Таким образом, можно выделить следующие модусы трансформации: комплекс неполноценности → комплекс превосходства → паранойя. Они реализуются через соответствующие политические тропы: «низкопоклонство» → «национальная гордость» → «космополитизм». Наконец, их реализация происходит через следующие фигуры (жанры): патриотическая пьеса → «эпический» исторический нарратив → биографический фильм → антисемитский памфлет. Их объединяет принцип фабрикации: опасные социальные симптомы сфальсифицированы, поскольку «низкопоклонство» и «космополитизм» были симптомами не социальной, но сталинской травмы. Экстраполяция этой ложной симптоматики на все общество требовала глубокой деформации как актуальных политических событий, так и истории с целью симуляции болезни. Условием симуляции и результатом фальсификации как раз и являлось правдоподобие. Именно соцреалистическое «изображение жизни в формах самой жизни» – политико-эстетический иллюзионизм – оказывается адекватным стилистическим оформлением этой стратегии, которая различным образом реализуется в разных жанрах. И если результат этих репрезентационных усилий выглядел неправдоподобно, то вовсе не потому, что здесь использовались какие-то средства фантазии или формы условности, но потому что сталинизм как один из самых конспирологических режимов основывался на теориях заговора, в которых реальность отражалась полностью деформированной безо всякой фантастики. Оно было вполне фантастическим, как вообще фантастичен мир паранойи.

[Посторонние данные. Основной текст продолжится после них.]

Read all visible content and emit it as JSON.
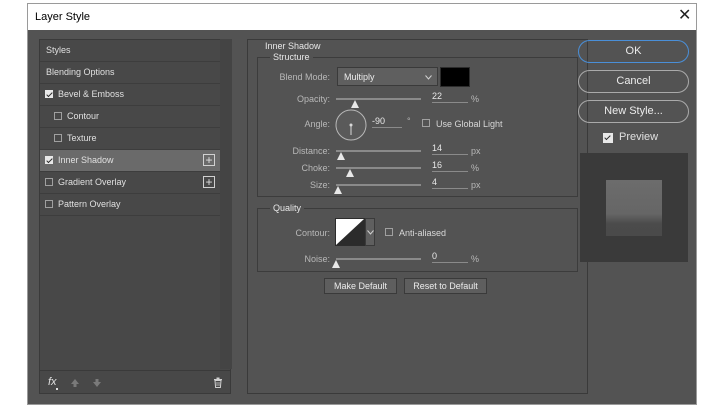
{
  "window": {
    "title": "Layer Style",
    "close_glyph": "✕"
  },
  "styles_list": [
    {
      "label": "Styles",
      "checkbox": false,
      "checked": false,
      "indent": false,
      "plus": false,
      "selected": false
    },
    {
      "label": "Blending Options",
      "checkbox": false,
      "checked": false,
      "indent": false,
      "plus": false,
      "selected": false
    },
    {
      "label": "Bevel & Emboss",
      "checkbox": true,
      "checked": true,
      "indent": false,
      "plus": false,
      "selected": false
    },
    {
      "label": "Contour",
      "checkbox": true,
      "checked": false,
      "indent": true,
      "plus": false,
      "selected": false
    },
    {
      "label": "Texture",
      "checkbox": true,
      "checked": false,
      "indent": true,
      "plus": false,
      "selected": false
    },
    {
      "label": "Inner Shadow",
      "checkbox": true,
      "checked": true,
      "indent": false,
      "plus": true,
      "selected": true
    },
    {
      "label": "Gradient Overlay",
      "checkbox": true,
      "checked": false,
      "indent": false,
      "plus": true,
      "selected": false
    },
    {
      "label": "Pattern Overlay",
      "checkbox": true,
      "checked": false,
      "indent": false,
      "plus": false,
      "selected": false
    }
  ],
  "left_footer": {
    "fx_label": "fx",
    "up_icon": "arrow-up-icon",
    "down_icon": "arrow-down-icon",
    "trash_icon": "trash-icon"
  },
  "inner_shadow": {
    "title": "Inner Shadow",
    "structure": {
      "title": "Structure",
      "blend_mode_label": "Blend Mode:",
      "blend_mode_value": "Multiply",
      "shadow_color": "#000000",
      "opacity_label": "Opacity:",
      "opacity_value": "22",
      "opacity_unit": "%",
      "opacity_fraction": 0.22,
      "angle_label": "Angle:",
      "angle_value": "-90",
      "angle_unit": "°",
      "use_global_light_label": "Use Global Light",
      "use_global_light": false,
      "distance_label": "Distance:",
      "distance_value": "14",
      "distance_unit": "px",
      "distance_fraction": 0.06,
      "choke_label": "Choke:",
      "choke_value": "16",
      "choke_unit": "%",
      "choke_fraction": 0.16,
      "size_label": "Size:",
      "size_value": "4",
      "size_unit": "px",
      "size_fraction": 0.02
    },
    "quality": {
      "title": "Quality",
      "contour_label": "Contour:",
      "anti_aliased_label": "Anti-aliased",
      "anti_aliased": false,
      "noise_label": "Noise:",
      "noise_value": "0",
      "noise_unit": "%",
      "noise_fraction": 0.0
    },
    "make_default_label": "Make Default",
    "reset_default_label": "Reset to Default"
  },
  "actions": {
    "ok_label": "OK",
    "cancel_label": "Cancel",
    "new_style_label": "New Style...",
    "preview_label": "Preview",
    "preview_checked": true
  }
}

Пока что мы лишь в начале этого пути. «И довольный произведенным эффектом, прогуливающийся вдоль бесконечного стола Сталин повторил то, с чего начал: „– Надо уничтожить дух самоуничижения, – и добавил: – Надо написать на эту тему произведение. Роман“. Я сказал, что это скорее тема для пьесы» [252]. Сам того не подозревая, Симонов изобрел в сталинском кабинете новый жанр драматургии – т. наз. «патриотическую пьесу».
Сценография паранойи: Патриотический театр абсурда
Хотя Симонов и открыл новый жанр, реализовалась идея поначалу в старом – в форме обычной производственной пьесы с обюрократившимся рутинером-начальником. Написал ее автор нашумевших в 1920‐е годы антинэпманских сатирических комедий «Воздушный пирог» и «Конец Криворыльска» исписавшийся к тому времени Борис Ромашов.